On Coaching Speakers

This month I’ve been asked twice to orient / train / tell / brief people on how to coach speakers inside their companies.  I’ve struggled with responding as I never like to say no, but in this case, it’s the only answer. I came to appreciate that I haven’t clearly articulated (pun intended) why I coach, how I coach and why I’m not ready to train others to do so – yet.

So let’s start here: I LOVE to coach speakers. It is my happy place, sweet spot and I’m in a professional nirvana when I get to do it.  I was a speech communication major in college, I was a speechwriter for five or so years out of college, and my favorite moments since then have been when I’ve helped my associates and clients find their voice and tell their story. I also watch graduation speeches for fun demonstrating that I’m a true geek about it all.

That’s why I love to coach speakers. It’s who I am.

When I started to think about how WOULD I tell a client how to coach their own speakers, I started getting a pit in my stomach, clammy hands and a lump in my throat. Was it because I didn’t want to give up trade secrets? Or that I don’t want to give up the special relationship I get to have with every speaker – listening to vulnerabilities, coaching to strengths, celebrating the standing ovation. Maybe.

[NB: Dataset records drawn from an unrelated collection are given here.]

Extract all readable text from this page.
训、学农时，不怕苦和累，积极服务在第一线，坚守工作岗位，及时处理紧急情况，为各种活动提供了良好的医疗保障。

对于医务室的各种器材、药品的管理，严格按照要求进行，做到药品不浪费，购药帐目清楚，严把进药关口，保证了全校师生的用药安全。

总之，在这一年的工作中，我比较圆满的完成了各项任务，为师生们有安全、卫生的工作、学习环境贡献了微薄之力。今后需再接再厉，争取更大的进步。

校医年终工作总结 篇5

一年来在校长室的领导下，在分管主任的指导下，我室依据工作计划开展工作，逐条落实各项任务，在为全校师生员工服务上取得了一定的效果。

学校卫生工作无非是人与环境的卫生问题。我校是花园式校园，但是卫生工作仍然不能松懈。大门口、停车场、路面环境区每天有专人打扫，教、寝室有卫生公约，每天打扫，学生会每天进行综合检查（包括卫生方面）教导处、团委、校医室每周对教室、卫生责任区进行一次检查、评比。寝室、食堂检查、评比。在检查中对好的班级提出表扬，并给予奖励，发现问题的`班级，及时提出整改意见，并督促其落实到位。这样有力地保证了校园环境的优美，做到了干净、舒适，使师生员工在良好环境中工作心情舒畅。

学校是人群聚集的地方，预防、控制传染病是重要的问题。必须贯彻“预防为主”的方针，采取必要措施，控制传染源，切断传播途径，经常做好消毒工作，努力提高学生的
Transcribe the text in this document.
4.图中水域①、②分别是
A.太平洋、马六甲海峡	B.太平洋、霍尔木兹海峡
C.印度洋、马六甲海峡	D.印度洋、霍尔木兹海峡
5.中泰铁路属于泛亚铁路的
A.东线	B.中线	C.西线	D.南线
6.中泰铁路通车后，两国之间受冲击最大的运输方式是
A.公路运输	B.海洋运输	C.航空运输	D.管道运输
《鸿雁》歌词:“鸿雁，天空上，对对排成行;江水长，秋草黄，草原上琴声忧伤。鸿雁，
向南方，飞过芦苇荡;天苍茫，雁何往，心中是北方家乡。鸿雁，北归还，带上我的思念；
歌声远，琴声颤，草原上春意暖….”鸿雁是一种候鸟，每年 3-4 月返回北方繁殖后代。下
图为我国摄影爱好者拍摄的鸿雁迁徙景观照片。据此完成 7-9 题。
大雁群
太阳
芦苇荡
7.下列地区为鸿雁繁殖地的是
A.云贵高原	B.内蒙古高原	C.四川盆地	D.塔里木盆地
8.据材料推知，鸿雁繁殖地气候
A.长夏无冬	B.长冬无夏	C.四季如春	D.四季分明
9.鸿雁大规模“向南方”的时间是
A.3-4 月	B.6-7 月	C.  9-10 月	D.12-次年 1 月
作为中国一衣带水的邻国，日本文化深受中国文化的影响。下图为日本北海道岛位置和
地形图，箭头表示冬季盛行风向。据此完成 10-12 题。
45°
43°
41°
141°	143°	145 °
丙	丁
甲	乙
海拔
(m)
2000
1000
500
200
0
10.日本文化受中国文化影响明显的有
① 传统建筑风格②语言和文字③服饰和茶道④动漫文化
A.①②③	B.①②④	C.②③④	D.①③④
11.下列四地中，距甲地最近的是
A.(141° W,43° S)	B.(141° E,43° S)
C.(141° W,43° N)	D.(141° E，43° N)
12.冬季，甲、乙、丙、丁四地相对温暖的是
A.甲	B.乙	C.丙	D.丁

But as a professional communication trainer as well, I truly appreciate the diligence and discipline in developing the right curriculum for training someone to learn a new craft, like being a coach to speakers.  Giving someone some basic feedback on how they delivered a talk that someone else wrote is one thing (i.e. look at the audience, talk slower, don’t pace). But taking that same person on a journey from not knowing what they are going to talk about, to developing a talk, supporting stories, working through the messes of revisions, getting them to practice and rehearse and at the end of it all – not letting them have a single note and no podium – is a different training. One I’ve not yet built out.

When I coach it is at the intersection of teaching, hand-holding, counseling, editing, criticizing, cheerleading, time-keeping, task-mastering, emotional modulating (my own!), re-directing and hours of pure authentic listening.
And I am working at a different intersection of their work demands, travel schedules, family commitments, confidence, content, delivery, expectations (their own and others), history of speaking, event theme, and well, idiosyncrasies.
Maybe it isn’t rocket science, but every time I have a new speaker, I’m challenged to pull the right tools together from that tool kit I’ve assembled and hope and pray they are the right ones for that speaker, for that event, for that audience, for that topic, for that level of confidence and most importantly, for that reputation on the line.

And I believe that my five years of working one-on-one with over 200 speakers has taught me that I’ve only just begun to understand what it takes to be a great coach. Let alone one that can turn over all of that experience and knowledge and in an hour or event afternoon, to teach someone else how to do it.  In time, I’ll decide if I can translate the learning to a train-the-coach world-class training. In the meantime, the answer is sadly no.